The L moiety is an acyclic aliphatic hydrocarbyl such that L+R′+R″ is from 5 to 25 carbon atoms. In a preferred embodiment of the fuel of the present invention the total carbons of L, R′, and R″ is from 5 to 7. In another preferred embodiment of the fuel of the present invention the total carbons of L, R′, and R″ is from 8 to 10. In another preferred embodiment of the fuel of the present invention the total carbons of L, R′, and R″ is from 10 to 14. In another preferred embodiment of the fuel of the present invention the total carbons of L, R′, and R″ is from 5 to 14. The preferred L moiety is: R′″—C(—)H(CH2)vC(—)H(CH2)xC(—)(CH2)y—CH3, wherein the three C(—) indicate the three carbon atoms where the A moiety, R′, and R″ may be attached to formula (II) below:
wherein R′, R″ and the A moiety are hereinbefore defined such that there are no quaternized carbon atoms in the compounds of formula I or formula II.
R″′ is selected from C1 to C6 alkyl. Preferably R″′ is C1 to C3 alkyl, more preferably R″′ is methyl or ethyl. The numbers of the methylene subunits, v, x and y are each independently integers from 0 to 10 provided that the total number of carbons excluding carbons of the A moiety (e.g., in formula (I), the sum of carbons in L, R′, and R″; in formula (II), the sum of carbons in R′, R″, R″′, and C(—)H(CH2)vC(—)H(CH2)xC(—)(CH2)y—CH3) is between 5 and 25 carbon atoms.
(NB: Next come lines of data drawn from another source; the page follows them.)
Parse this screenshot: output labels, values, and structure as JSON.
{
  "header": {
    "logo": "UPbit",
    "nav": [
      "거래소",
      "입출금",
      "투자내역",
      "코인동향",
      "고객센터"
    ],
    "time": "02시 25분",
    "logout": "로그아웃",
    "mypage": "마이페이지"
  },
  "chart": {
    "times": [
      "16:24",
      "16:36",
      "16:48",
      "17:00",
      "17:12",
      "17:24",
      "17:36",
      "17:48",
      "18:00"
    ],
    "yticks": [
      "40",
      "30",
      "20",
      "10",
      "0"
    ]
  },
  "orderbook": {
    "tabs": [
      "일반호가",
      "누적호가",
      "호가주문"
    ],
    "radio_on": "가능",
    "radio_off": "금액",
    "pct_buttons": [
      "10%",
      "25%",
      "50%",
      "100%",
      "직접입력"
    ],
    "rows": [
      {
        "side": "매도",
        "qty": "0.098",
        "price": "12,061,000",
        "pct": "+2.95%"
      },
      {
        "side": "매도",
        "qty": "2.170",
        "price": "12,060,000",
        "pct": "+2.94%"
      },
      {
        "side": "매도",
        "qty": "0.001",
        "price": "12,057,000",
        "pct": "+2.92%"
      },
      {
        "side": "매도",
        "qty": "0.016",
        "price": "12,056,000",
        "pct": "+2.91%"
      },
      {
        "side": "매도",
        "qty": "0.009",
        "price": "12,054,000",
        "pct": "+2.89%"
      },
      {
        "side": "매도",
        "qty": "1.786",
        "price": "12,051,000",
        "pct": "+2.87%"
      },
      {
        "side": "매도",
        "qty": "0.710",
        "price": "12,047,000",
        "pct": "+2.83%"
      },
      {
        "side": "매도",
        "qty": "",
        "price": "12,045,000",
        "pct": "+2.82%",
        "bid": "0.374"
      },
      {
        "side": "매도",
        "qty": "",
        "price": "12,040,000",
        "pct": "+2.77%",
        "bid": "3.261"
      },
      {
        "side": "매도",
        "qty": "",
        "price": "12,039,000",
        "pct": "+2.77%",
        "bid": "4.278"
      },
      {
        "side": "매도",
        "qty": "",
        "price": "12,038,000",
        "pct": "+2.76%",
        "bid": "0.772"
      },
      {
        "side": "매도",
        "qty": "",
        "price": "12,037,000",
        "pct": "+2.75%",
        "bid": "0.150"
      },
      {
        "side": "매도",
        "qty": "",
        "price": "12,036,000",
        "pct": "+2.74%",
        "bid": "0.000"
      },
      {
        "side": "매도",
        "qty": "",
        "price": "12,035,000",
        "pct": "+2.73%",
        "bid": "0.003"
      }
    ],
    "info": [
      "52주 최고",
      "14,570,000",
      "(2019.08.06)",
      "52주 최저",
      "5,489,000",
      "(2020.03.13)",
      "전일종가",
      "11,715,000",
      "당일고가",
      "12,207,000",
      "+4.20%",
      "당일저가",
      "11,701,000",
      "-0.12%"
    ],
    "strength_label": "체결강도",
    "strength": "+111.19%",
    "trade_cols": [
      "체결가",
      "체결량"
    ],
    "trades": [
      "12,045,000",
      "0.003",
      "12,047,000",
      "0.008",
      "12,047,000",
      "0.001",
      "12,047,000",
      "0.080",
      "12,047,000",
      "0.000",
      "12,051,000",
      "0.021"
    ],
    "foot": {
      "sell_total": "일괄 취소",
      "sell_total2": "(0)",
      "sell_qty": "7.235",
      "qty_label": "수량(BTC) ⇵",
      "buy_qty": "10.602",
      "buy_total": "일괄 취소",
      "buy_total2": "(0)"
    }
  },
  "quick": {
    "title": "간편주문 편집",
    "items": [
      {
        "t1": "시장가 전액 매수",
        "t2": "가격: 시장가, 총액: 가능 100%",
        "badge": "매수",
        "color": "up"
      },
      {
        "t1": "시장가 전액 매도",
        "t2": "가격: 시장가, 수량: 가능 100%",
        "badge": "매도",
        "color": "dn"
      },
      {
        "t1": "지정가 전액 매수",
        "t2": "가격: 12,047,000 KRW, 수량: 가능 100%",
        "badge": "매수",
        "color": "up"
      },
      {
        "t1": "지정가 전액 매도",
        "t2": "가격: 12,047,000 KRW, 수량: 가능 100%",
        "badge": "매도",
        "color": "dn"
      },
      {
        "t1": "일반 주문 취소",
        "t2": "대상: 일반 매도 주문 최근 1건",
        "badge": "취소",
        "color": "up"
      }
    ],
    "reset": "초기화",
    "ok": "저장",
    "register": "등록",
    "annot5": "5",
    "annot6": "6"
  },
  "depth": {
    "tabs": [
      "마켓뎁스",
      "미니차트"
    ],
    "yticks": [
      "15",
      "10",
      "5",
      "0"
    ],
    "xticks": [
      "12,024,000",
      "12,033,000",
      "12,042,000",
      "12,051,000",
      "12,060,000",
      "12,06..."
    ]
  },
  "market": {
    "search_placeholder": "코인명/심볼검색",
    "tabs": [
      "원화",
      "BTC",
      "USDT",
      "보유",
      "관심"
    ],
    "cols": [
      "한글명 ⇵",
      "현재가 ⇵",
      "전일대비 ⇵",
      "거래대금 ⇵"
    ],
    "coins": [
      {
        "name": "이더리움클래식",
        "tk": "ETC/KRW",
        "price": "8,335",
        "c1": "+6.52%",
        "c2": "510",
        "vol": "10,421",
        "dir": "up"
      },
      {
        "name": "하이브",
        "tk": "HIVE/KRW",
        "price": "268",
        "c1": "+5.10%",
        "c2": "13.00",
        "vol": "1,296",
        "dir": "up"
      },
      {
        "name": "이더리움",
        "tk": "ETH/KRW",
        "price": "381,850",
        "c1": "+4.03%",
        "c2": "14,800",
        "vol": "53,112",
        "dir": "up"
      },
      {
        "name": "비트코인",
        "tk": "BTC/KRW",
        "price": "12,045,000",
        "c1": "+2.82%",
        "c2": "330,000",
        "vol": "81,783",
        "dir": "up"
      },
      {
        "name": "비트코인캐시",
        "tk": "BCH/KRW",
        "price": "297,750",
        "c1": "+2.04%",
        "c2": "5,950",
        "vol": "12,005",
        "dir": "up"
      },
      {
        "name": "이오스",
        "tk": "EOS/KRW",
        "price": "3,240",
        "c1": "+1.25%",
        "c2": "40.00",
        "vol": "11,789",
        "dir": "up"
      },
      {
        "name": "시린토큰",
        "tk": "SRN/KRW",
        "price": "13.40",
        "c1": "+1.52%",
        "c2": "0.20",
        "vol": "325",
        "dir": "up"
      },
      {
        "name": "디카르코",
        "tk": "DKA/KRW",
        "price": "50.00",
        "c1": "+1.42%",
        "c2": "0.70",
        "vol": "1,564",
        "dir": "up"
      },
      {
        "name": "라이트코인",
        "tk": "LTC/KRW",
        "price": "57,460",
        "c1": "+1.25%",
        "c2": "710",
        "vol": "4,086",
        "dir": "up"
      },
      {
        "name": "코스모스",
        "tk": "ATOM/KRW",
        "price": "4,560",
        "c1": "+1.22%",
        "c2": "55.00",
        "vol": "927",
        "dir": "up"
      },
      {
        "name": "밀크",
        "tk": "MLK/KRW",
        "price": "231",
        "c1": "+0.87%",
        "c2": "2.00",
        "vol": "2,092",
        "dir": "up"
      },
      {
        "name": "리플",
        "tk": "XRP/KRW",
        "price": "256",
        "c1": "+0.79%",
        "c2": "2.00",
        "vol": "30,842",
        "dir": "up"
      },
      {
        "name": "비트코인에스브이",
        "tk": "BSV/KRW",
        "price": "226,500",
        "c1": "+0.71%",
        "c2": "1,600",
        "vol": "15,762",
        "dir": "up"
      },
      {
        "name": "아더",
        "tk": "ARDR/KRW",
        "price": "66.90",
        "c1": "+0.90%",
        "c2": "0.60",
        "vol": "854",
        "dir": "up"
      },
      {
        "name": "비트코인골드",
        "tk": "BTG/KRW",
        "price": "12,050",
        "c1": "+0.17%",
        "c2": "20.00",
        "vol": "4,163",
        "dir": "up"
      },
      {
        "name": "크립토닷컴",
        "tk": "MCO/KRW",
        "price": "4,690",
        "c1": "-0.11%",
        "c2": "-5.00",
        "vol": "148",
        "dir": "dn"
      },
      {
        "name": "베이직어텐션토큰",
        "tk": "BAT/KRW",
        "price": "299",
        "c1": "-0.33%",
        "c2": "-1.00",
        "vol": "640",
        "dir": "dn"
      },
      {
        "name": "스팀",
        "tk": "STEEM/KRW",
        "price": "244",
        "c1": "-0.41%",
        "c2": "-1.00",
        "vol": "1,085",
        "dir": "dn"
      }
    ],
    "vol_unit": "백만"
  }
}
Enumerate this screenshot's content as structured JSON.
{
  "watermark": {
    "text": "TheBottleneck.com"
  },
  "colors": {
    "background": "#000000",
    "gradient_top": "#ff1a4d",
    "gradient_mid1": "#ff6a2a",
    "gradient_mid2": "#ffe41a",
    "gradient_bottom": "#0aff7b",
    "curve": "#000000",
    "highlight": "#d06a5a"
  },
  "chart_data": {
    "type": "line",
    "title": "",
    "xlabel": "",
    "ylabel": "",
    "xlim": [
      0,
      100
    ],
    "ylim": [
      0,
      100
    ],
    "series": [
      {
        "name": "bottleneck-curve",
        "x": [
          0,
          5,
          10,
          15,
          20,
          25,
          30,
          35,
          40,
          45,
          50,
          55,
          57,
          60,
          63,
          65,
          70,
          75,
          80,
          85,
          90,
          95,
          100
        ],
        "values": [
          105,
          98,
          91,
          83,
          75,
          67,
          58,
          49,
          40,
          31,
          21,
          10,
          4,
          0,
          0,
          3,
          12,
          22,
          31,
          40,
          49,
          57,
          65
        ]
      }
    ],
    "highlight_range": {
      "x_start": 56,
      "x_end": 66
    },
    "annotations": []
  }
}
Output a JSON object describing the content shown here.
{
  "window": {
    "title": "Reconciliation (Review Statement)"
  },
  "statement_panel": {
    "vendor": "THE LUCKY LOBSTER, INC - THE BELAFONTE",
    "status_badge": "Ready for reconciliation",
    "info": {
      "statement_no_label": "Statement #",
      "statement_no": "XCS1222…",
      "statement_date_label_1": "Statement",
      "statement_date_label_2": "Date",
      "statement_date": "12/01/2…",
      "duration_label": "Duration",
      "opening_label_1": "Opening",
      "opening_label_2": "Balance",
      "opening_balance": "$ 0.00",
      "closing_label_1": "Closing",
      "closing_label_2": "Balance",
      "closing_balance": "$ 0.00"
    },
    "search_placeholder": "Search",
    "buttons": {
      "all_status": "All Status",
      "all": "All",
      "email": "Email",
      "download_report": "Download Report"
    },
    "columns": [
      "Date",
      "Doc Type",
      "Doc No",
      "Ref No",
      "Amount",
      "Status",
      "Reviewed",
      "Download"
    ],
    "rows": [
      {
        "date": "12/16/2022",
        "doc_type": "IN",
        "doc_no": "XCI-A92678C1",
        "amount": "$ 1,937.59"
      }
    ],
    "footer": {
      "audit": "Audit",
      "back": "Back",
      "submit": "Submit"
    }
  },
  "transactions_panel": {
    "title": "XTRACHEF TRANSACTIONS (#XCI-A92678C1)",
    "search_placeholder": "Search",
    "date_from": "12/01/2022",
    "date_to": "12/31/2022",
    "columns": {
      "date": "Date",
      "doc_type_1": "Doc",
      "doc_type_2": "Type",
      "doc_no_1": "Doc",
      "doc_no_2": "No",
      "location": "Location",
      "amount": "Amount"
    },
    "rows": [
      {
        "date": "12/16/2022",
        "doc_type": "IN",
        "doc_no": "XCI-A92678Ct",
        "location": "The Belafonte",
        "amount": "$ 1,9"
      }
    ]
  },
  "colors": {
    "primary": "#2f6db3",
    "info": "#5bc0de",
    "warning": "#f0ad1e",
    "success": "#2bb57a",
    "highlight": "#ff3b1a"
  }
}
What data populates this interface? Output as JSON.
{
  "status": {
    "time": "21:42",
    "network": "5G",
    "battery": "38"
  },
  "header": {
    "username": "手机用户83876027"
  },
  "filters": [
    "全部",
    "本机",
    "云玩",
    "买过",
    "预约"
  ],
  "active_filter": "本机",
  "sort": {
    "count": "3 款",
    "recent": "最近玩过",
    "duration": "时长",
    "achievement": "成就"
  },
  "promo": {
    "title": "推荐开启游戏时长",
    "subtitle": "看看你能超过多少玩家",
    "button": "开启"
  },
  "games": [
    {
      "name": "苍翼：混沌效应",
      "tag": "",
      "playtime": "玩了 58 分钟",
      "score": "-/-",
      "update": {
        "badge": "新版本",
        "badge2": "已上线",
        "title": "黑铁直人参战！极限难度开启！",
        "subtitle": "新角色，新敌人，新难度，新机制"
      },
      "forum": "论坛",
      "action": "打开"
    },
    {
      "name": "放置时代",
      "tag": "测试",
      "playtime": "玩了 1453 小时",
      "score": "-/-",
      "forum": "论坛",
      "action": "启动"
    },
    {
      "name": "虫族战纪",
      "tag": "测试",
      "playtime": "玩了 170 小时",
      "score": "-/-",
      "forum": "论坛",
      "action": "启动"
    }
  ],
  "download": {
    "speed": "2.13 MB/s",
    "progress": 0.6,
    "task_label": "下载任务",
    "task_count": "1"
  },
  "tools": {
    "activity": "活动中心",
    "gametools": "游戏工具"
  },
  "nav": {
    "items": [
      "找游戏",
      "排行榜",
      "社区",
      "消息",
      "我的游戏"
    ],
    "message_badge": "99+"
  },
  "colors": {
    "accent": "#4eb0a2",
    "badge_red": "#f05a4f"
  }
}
Therefore, not being limited by example, 2-phenylpentane would equate to formula (I) having the L moiety being a acyclic aliphatic hydrocarbyl having 5 carbon atoms, R′ and R″ being hydrogen, and the A moiety being benzene; or formula (II) having v, x, and y being 0, R′ and R″ being hydrogen, R″′ being a C1 and the A moiety being benzene.
In the fuel of the present invention, the A moiety is preferably attached to the L moiety in the position which is selected from positions alpha- and beta- to either of the two terminal carbon atoms of the L moiety, preferably the A moiety is attached to the L moiety in position alpha- to a terminal carbon atom of the L moiety. The terms alpha- and beta- mean the carbon atoms that are one and two carbon atoms away, respectively, from the terminal carbon atoms. To better explain this, the structure below shows the two possible alpha-positions and the two possible beta-positions in a general linear hydrocarbon.
Furthermore, in the first aspect of the invention, the fuel composition may have a molar ratio of nonquaternary to quaternary carbon atoms in the L moiety of formula (I) or the combination of R″′ and C(—)H(CH2)vC(—)H(CH2)xC(—)(CH2)y—CH3 moiety of formula (II) of at least about 50:1, and most preferably at least 200:1.
Any of the alkylaromatics, preferably alkylbenzene, may be partially or completely converted to the corresponding alkylcyclohexanes via catalytic hydrogenation, should lower aromaticity or no aromaticity be required of a specific fuel. Such an embodiment is not preferred due to cost consideration for conventional jet, gas turbine, rocket, and/or diesel fuel composition applications. However, conversion to alkylcyclohexanes may be useful in application where extra cost is warranted. Conversion to alkylcyclohexanes may be useful in special aircraft or rocket fuel applications where extra cost is warranted, for example for endothermic cooling properties. The conversion from an alkylaromatic, such as alkylbenzene, to an alkylcyclohexane, may be accomplished by the step of hydrogenating the alkyl aromatic, preferably alkylbenzene, to an alkylcyclohexane.
The fuel of the present invention may deliver one of the properties discussed below; however, it is preferred that the fuel of the present invention delivers multiple benefits.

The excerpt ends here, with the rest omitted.